Citada (fl. 30), a procuradora do espólio manifestou-se (fls. 31/32) dando conta do falecimento do inventariante Luiz Porto Rufino, cessando seus poderes de representação da massa e requerendo a citação pessoal dos herdeiros, o que restou indeferido pelo juiz à fl. 39.
Requereu o autor a citação pessoal da herdeira Eli Rufino Pacheco à fl. 45. Citada (fl. 57, vº), deixou a herdeira transcorrer in albis o prazo para manifestação.
Solicitado pelo autor e deferido pelo juiz à fl. 55 o benefício da assistência judiciária gratuita.
Conforme determinado pelo magistrado (fl. 74), foi promovida a citação dos demais herdeiros, a saber, Ledo Braz Rufino, Maria Edi Rufino da Silva, Maria Eny Rufino, José Nery Rufino e Maria de Lourdes Rufino, estes herdeiros de João Manoel Rufino e Júlia Porto Rufino, bem como de Sueli Maria de Oliveira Rufino, Vera Lúcia Rufino, Eloise de Oliveira Rufino, Rosilene de Oliveira Rufino, Rui César Rufino, Maria Regina Rufino Delfino e Gilson Luiz Rufino, esses últimos herdeiros de Luiz Porto Rufino, descendente do de cujus João Manoel Rufino.
Transcorrido o prazo de contestação sem manifestação dos herdeiros, sentenciou a magistrada a quo às fls. 161/163 nos seguintes termos:
O pleito em tela, merece indeferimento.
(...)
A habilitação de créditos tem lugar, portanto, em relação às dívidas do espólio e não, como no caso dos autos, sobre dívidas do meeiro da herdeira.
(...)
Logo, não se tratando de dívida deixadas pelos de cujus ou seu espólio, descabida é a habilitação de crédito.
Destarte, as dívidas dos herdeiros e respectivos cônjuges do de cujus devem ser cobradas por meio de ação própria.
Ante o exposto, JULGO IMPROCEDENTE o pedido de habilitação de crédito formulado por Aires Monteiro Tártari.
Condeno o autor ao pagamento das custas e honorários sucumbenciais, que fixo em R$ 2.000,00 (dois mil reais), cuja cobrança fica suspensa pelo prazo de 5 anos porque beneficiário da AJG, a teor do art. 12 da Lei 1.060/50.
Irresignado, interpôs o autor o presente recurso de apelação (fls. 169/172), a fim de reformular a parte dispositiva do decisium, entendendo merecer a ação sentença terminativa, porquanto juridicamente impossível o pedido formulado.

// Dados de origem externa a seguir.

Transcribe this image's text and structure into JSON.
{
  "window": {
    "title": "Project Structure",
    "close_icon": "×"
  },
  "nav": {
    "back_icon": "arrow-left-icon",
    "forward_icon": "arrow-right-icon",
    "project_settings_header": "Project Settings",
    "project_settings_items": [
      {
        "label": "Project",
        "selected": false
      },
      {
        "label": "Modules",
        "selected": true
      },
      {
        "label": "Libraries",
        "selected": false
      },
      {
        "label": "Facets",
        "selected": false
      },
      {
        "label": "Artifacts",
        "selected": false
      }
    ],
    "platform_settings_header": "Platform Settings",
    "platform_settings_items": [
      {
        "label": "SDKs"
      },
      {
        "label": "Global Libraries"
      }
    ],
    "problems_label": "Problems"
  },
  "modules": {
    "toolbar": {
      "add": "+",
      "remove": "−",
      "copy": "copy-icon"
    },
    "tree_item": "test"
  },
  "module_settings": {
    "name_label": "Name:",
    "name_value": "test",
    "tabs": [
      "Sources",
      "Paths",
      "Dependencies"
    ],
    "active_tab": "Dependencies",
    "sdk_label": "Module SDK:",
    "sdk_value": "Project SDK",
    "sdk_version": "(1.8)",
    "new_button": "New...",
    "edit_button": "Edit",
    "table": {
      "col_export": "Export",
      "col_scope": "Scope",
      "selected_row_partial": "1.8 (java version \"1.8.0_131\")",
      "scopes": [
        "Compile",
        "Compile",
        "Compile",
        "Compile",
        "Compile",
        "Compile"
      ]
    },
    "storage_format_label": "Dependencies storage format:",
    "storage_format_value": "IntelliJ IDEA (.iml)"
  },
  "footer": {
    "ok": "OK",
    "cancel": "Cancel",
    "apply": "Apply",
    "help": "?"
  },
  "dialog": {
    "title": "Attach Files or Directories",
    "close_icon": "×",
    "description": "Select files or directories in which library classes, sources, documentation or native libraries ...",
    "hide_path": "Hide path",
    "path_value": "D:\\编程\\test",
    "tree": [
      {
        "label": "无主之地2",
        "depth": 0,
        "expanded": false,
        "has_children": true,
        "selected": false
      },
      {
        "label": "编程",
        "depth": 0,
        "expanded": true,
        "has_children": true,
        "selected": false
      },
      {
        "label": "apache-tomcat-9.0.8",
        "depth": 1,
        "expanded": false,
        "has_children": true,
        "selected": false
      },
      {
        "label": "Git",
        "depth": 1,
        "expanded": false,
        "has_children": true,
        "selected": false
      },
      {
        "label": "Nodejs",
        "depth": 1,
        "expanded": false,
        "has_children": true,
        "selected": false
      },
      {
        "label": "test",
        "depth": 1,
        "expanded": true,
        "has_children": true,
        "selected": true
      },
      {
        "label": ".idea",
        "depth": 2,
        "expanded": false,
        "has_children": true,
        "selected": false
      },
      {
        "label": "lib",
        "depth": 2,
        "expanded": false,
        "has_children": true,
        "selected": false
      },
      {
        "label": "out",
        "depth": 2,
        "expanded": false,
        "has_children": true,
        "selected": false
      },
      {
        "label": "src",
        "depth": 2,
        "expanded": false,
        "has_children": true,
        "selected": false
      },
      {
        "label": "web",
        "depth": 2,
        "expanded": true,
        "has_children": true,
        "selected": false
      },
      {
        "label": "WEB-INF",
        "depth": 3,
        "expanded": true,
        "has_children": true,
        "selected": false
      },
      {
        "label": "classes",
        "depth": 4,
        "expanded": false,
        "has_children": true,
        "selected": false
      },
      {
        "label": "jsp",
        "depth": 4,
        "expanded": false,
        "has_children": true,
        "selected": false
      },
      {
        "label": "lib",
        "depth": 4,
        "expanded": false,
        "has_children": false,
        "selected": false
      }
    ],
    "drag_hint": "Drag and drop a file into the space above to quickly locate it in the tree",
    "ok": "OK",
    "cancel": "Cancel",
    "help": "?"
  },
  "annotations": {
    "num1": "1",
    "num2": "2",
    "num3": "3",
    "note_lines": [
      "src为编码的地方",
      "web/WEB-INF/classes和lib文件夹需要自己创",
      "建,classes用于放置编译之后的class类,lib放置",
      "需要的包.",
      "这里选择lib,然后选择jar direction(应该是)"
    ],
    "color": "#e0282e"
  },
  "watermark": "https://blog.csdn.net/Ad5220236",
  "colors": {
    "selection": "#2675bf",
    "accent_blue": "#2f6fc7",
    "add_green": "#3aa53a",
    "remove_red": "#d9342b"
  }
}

Requereu também a minoração do valor fixado a título de honorários sucumbenciais.
Contra-razões de apelação às fls.182/184.
VOTO
1. Da admissibilidade
Satisfeitos os pressupostos de admissibilidade, recebo o recurso.
2. Questões antecedentes
2.1. Da ausência do valor da causa
Verifica-se que a petição inicial foi acolhida pelo juízo mesmo não preenchidos os requisitos à ela inerentes, nos termos do Código de Processo Civil. Não houve, na peça inicial, a determinação do valor da causa, conforme preceitua o art. 258 e 282, V, do Codex Adjetivo.
Contudo, irrelevante é sua discussão no caso ora em análise. Isso porque informa o autor, na peça vestibular, os valores referentes às dívidas que pretendia habilitar no inventário, a saber, R$ 19.935,30 (dezenove mil, novecentos e trinta e cinco reais e trinta centavos) condizente às parcelas já vencidas e R$ 13.952,26 (treze mil, novecentos e cinqüenta e dois reais e vinte e seis centavos) relativo às prestações vincendas, quando do ajuizamento do feito.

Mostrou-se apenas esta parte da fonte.